The jury instruction reads, “Just because an accident happens, does not mean someone is to blame."This instruction is a major stumbling block to plaintiffs recovering in cruise line slip and fall accident cases.
The law is clear that a foreign substance must have been on the floor for a period of time long enough for ship personnel to notice it, or that they must have known of its existence and neglected to attend to it. Alternatively, the ship must have created a dangerous condition and failed to warn its passengers or remedy the situation.
Most cruise line slip and fall cases involve transitory substances on the floor such as water, ice cream, coffee or soft drinks. There may also be food on the floor near vending areas and buffet lines. The difficulty in establishing liability on the ship is being able to show that the substance was on the floor for a substantial period of time, or long enough for someone to have seen it and cleaned it up. This is where most cases fail.
If you or someone you know is injured in a slip and fall accident on a cruise ship, it is important that you look around at the surroundings and immediately document the area. Was the transitory substance or liquid in a place where you might expect it, such as a pool deck, outside Jacuzzi or by the service area of the bar? This is important because the ship will use it as a defense that a reasonable person would expect water to be on the deck in those particular areas. However, if the water is in an area where one would not expect it to be, that detail would be important because these areas are routinely patrolled and notice is easier to establish. It is also critical to obtain the names, addresses and phone numbers of any witnesses. Most people are willing to help, but if you don't have their particulars then their information will be of no assistance.
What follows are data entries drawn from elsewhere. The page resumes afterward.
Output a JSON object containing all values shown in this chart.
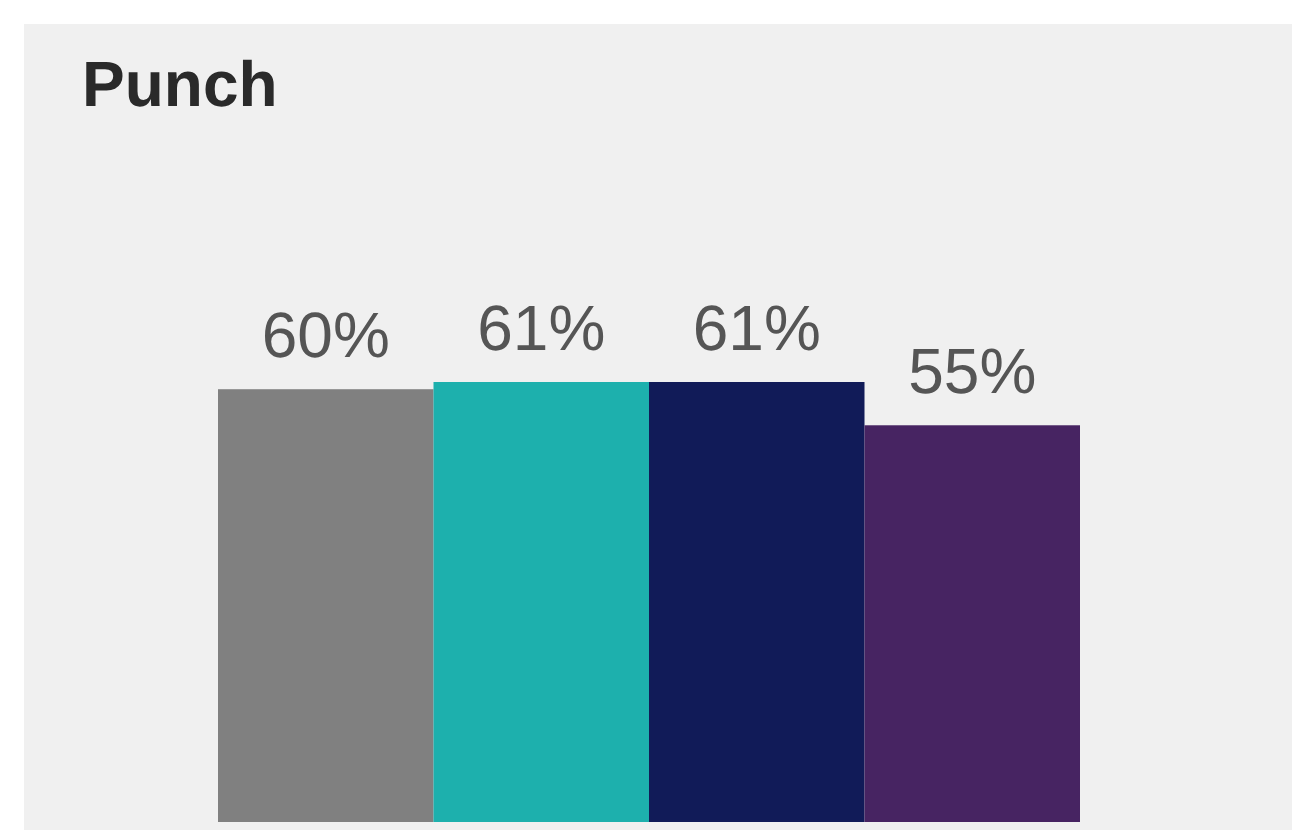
{
  "chart_data": {
    "type": "bar",
    "title": "Punch",
    "categories": [
      null,
      null,
      null,
      null
    ],
    "values": [
      60,
      61,
      61,
      55
    ],
    "colors": [
      "#808080",
      "#1db0ad",
      "#111b58",
      "#472462"
    ],
    "value_labels": [
      "60%",
      "61%",
      "61%",
      "55%"
    ]
  }
}
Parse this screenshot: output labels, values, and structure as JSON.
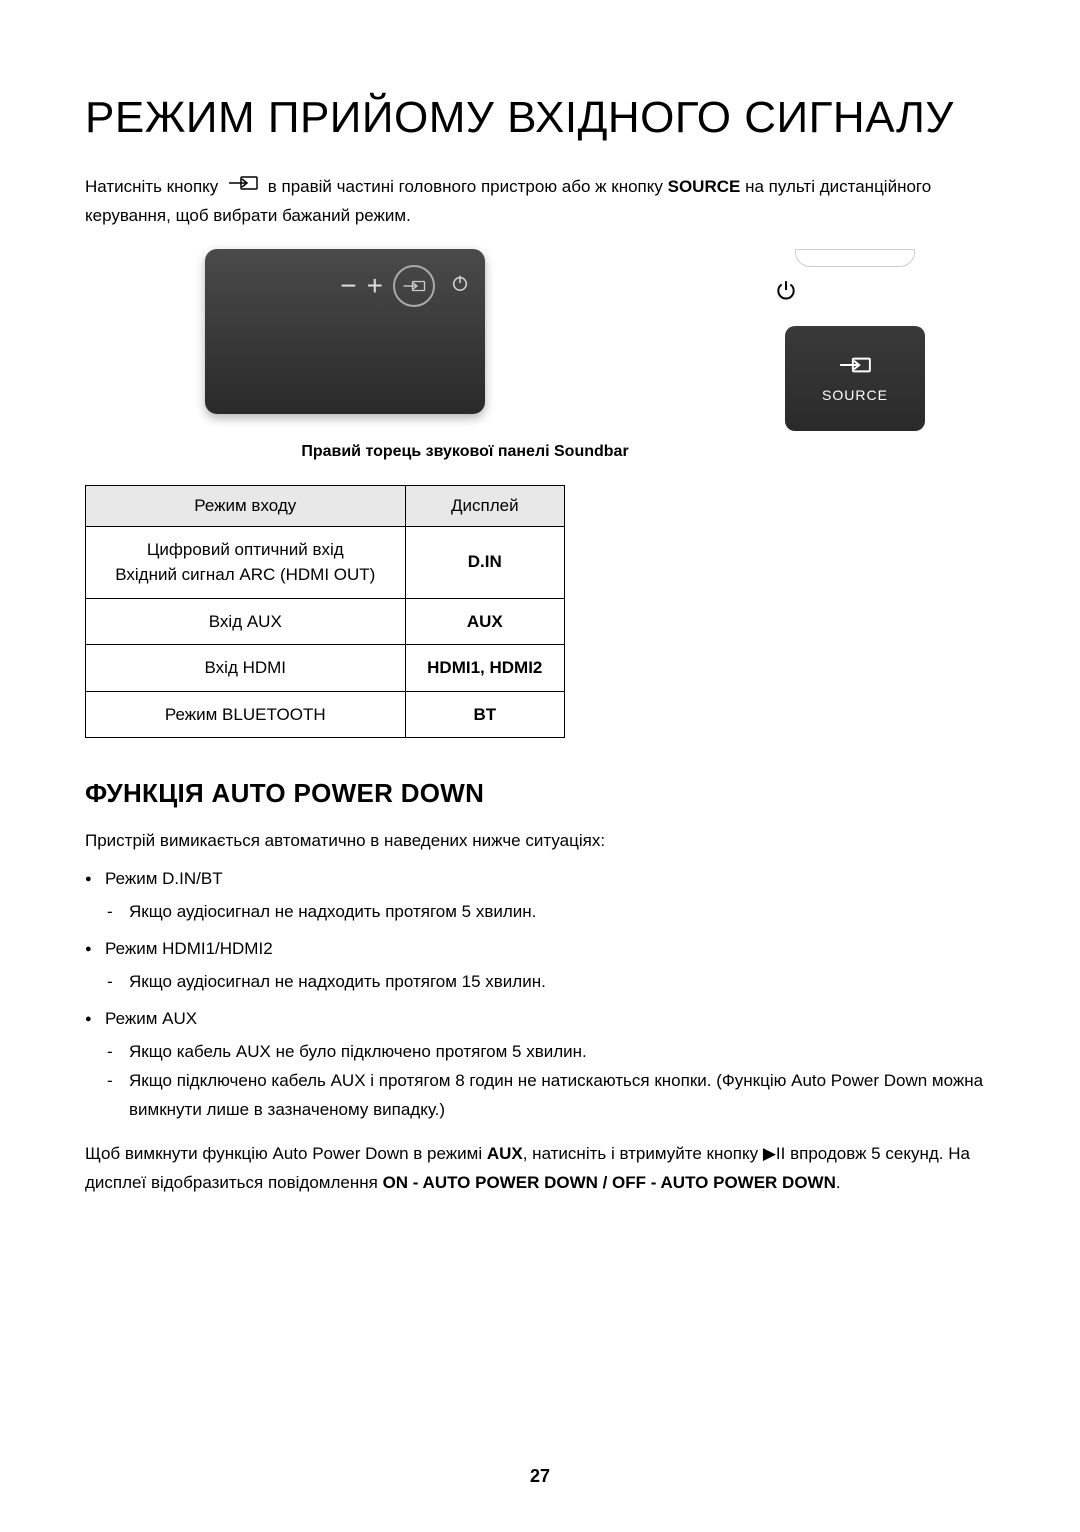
{
  "title": "РЕЖИМ ПРИЙОМУ ВХІДНОГО СИГНАЛУ",
  "intro": {
    "prefix": "Натисніть кнопку ",
    "middle": " в правій частині головного пристрою або ж кнопку ",
    "source_word": "SOURCE",
    "suffix": " на пульті дистанційного керування, щоб вибрати бажаний режим."
  },
  "remote_source_label": "SOURCE",
  "device_caption": "Правий торець звукової панелі Soundbar",
  "table": {
    "header_mode": "Режим входу",
    "header_display": "Дисплей",
    "rows": [
      {
        "mode": "Цифровий оптичний вхід\nВхідний сигнал ARC (HDMI OUT)",
        "display": "D.IN"
      },
      {
        "mode": "Вхід AUX",
        "display": "AUX"
      },
      {
        "mode": "Вхід HDMI",
        "display": "HDMI1, HDMI2"
      },
      {
        "mode": "Режим BLUETOOTH",
        "display": "BT"
      }
    ]
  },
  "section_heading": "ФУНКЦІЯ AUTO POWER DOWN",
  "section_intro": "Пристрій вимикається автоматично в наведених нижче ситуаціях:",
  "bullets": [
    {
      "title": "Режим D.IN/BT",
      "subs": [
        "Якщо аудіосигнал не надходить протягом 5 хвилин."
      ]
    },
    {
      "title": "Режим HDMI1/HDMI2",
      "subs": [
        "Якщо аудіосигнал не надходить протягом 15 хвилин."
      ]
    },
    {
      "title": "Режим AUX",
      "subs": [
        "Якщо кабель AUX не було підключено протягом 5 хвилин.",
        "Якщо підключено кабель AUX і протягом 8 годин не натискаються кнопки. (Функцію Auto Power Down можна вимкнути лише в зазначеному випадку.)"
      ]
    }
  ],
  "closing": {
    "part1": "Щоб вимкнути функцію Auto Power Down в режимі ",
    "aux": "AUX",
    "part2": ", натисніть і втримуйте кнопку ",
    "play_pause": "▶II",
    "part3": " впродовж 5 секунд. На дисплеї відобразиться повідомлення ",
    "on_off": "ON - AUTO POWER DOWN / OFF - AUTO POWER DOWN",
    "part4": "."
  },
  "page_number": "27",
  "colors": {
    "device_bg_dark": "#2a2a2a",
    "device_bg_light": "#4a4a4a",
    "table_header_bg": "#e8e8e8",
    "text": "#000000",
    "background": "#ffffff"
  }
}
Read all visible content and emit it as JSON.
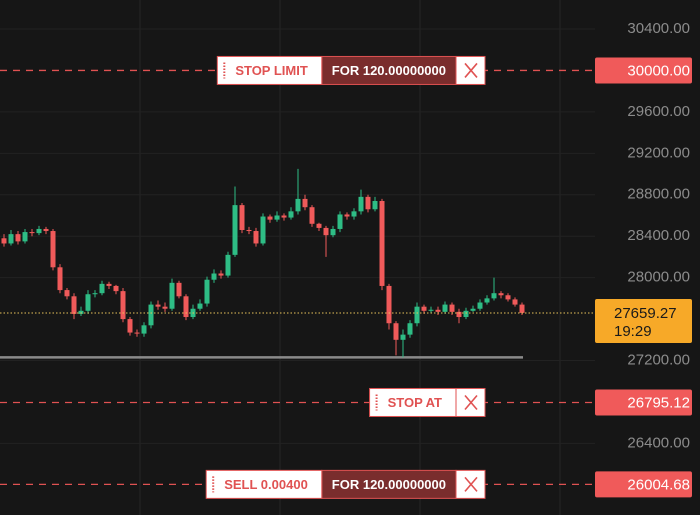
{
  "chart_data": {
    "type": "candlestick",
    "ylim": [
      25709,
      30680
    ],
    "yticks": [
      {
        "value": 30400,
        "label": "30400.00"
      },
      {
        "value": 29600,
        "label": "29600.00"
      },
      {
        "value": 29200,
        "label": "29200.00"
      },
      {
        "value": 28800,
        "label": "28800.00"
      },
      {
        "value": 28400,
        "label": "28400.00"
      },
      {
        "value": 28000,
        "label": "28000.00"
      },
      {
        "value": 27200,
        "label": "27200.00"
      },
      {
        "value": 26400,
        "label": "26400.00"
      }
    ],
    "grid": true,
    "up_color": "#2ebd85",
    "down_color": "#f05a5a",
    "series": {
      "open": [
        28380,
        28330,
        28420,
        28350,
        28440,
        28430,
        28470,
        28450,
        28100,
        27880,
        27820,
        27650,
        27680,
        27840,
        27850,
        27940,
        27920,
        27870,
        27600,
        27470,
        27460,
        27540,
        27740,
        27720,
        27700,
        27950,
        27820,
        27620,
        27700,
        27750,
        27980,
        28040,
        28020,
        28220,
        28700,
        28460,
        28450,
        28330,
        28590,
        28560,
        28600,
        28580,
        28640,
        28760,
        28680,
        28520,
        28480,
        28410,
        28470,
        28610,
        28590,
        28640,
        28780,
        28660,
        28740,
        27920,
        27560,
        27400,
        27450,
        27560,
        27720,
        27680,
        27690,
        27670,
        27740,
        27670,
        27620,
        27680,
        27700,
        27760,
        27800,
        27850,
        27830,
        27790,
        27740
      ],
      "high": [
        28420,
        28460,
        28450,
        28470,
        28470,
        28500,
        28490,
        28470,
        28130,
        27900,
        27850,
        27720,
        27880,
        27880,
        27970,
        27960,
        27930,
        27900,
        27620,
        27500,
        27570,
        27770,
        27780,
        27760,
        27990,
        27970,
        27840,
        27740,
        27790,
        28010,
        28080,
        28070,
        28250,
        28880,
        28720,
        28490,
        28480,
        28620,
        28610,
        28640,
        28620,
        28680,
        29050,
        28800,
        28700,
        28530,
        28500,
        28500,
        28640,
        28630,
        28670,
        28850,
        28800,
        28780,
        28760,
        27940,
        27580,
        27500,
        27590,
        27760,
        27740,
        27720,
        27720,
        27770,
        27760,
        27700,
        27710,
        27730,
        27790,
        27830,
        28000,
        27870,
        27850,
        27810,
        27760
      ],
      "low": [
        28300,
        28310,
        28320,
        28330,
        28400,
        28410,
        28420,
        28070,
        27850,
        27790,
        27600,
        27630,
        27650,
        27810,
        27830,
        27890,
        27840,
        27570,
        27440,
        27430,
        27430,
        27510,
        27690,
        27670,
        27680,
        27800,
        27590,
        27600,
        27680,
        27720,
        27950,
        27990,
        28000,
        28200,
        28430,
        28420,
        28300,
        28310,
        28530,
        28540,
        28550,
        28560,
        28610,
        28650,
        28490,
        28450,
        28200,
        28390,
        28440,
        28560,
        28560,
        28610,
        28630,
        28640,
        27880,
        27500,
        27250,
        27230,
        27420,
        27530,
        27650,
        27660,
        27640,
        27650,
        27640,
        27560,
        27600,
        27670,
        27680,
        27740,
        27780,
        27800,
        27770,
        27720,
        27640
      ],
      "close": [
        28330,
        28420,
        28350,
        28440,
        28430,
        28470,
        28450,
        28100,
        27880,
        27820,
        27650,
        27680,
        27840,
        27850,
        27940,
        27920,
        27870,
        27600,
        27470,
        27460,
        27540,
        27740,
        27720,
        27700,
        27950,
        27820,
        27620,
        27700,
        27750,
        27980,
        28040,
        28020,
        28220,
        28700,
        28460,
        28450,
        28330,
        28590,
        28560,
        28600,
        28580,
        28640,
        28760,
        28680,
        28520,
        28480,
        28410,
        28470,
        28610,
        28590,
        28640,
        28780,
        28660,
        28740,
        27920,
        27560,
        27400,
        27450,
        27560,
        27720,
        27680,
        27690,
        27670,
        27740,
        27670,
        27620,
        27680,
        27700,
        27760,
        27800,
        27850,
        27830,
        27790,
        27740,
        27660
      ]
    },
    "horizontal_line": 27230,
    "current_price": {
      "value": 27659.27,
      "countdown": "19:29"
    },
    "orders": [
      {
        "kind": "STOP LIMIT",
        "amount": "FOR 120.00000000",
        "price": {
          "value": 30000,
          "label": "30000.00"
        }
      },
      {
        "kind": "STOP AT",
        "price": 26795.12
      },
      {
        "kind": "SELL 0.00400",
        "amount": "FOR 120.00000000",
        "price": 26004.68
      }
    ]
  }
}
Oftentimes, passengers believe that the threshold areas that separate one portion of the ship from the other are tripping hazards. However, the thresholds generally fall within the acceptable height deviations from the deck. Again, if you or someone you are traveling with trips over one of these thresholds, it will be important to photograph the area immediately. If, for any reason, the threshold area is damaged or defective, the ship has an obligation to inspect the area and correct any dangerous conditions. Photographic evidence is very important in the trip and fall, slip and fall cases. Every passenger has a camera or knows someone who has one. Have a member of your party photograph the area of the incident thoroughly and immediately thereafter. This evidence may be very useful in litigating a claim against the cruise line.
Obviously, the passenger’s level of sobriety and type of footwear will also come into play. Remember, you are given a folio charging card at the beginning of the cruise. The cruise line knows exactly how much alcohol you purchased with that card. If you are injured after a day of heavy drinking, you better believe that that will be a defense. Additionally, the footwear being worn at the time will also come in to play. It is, after all, a ship; sensible footwear is a must. Sometimes you have to sacrifice fashion for safety.
Finally, every passenger has an obligation to look after his or her own safety. That means you are charged with the responsibility to look where you're going and appreciate open and obvious dangers. Not every accident can be avoided, but not every accident means someone will be held at fault. Each case turns on its own set of facts and circumstances. The more facts that are gathered immediately after the incident, the better chance you have to successfully prosecute a slip and fall or trip and fall claim against the cruise line.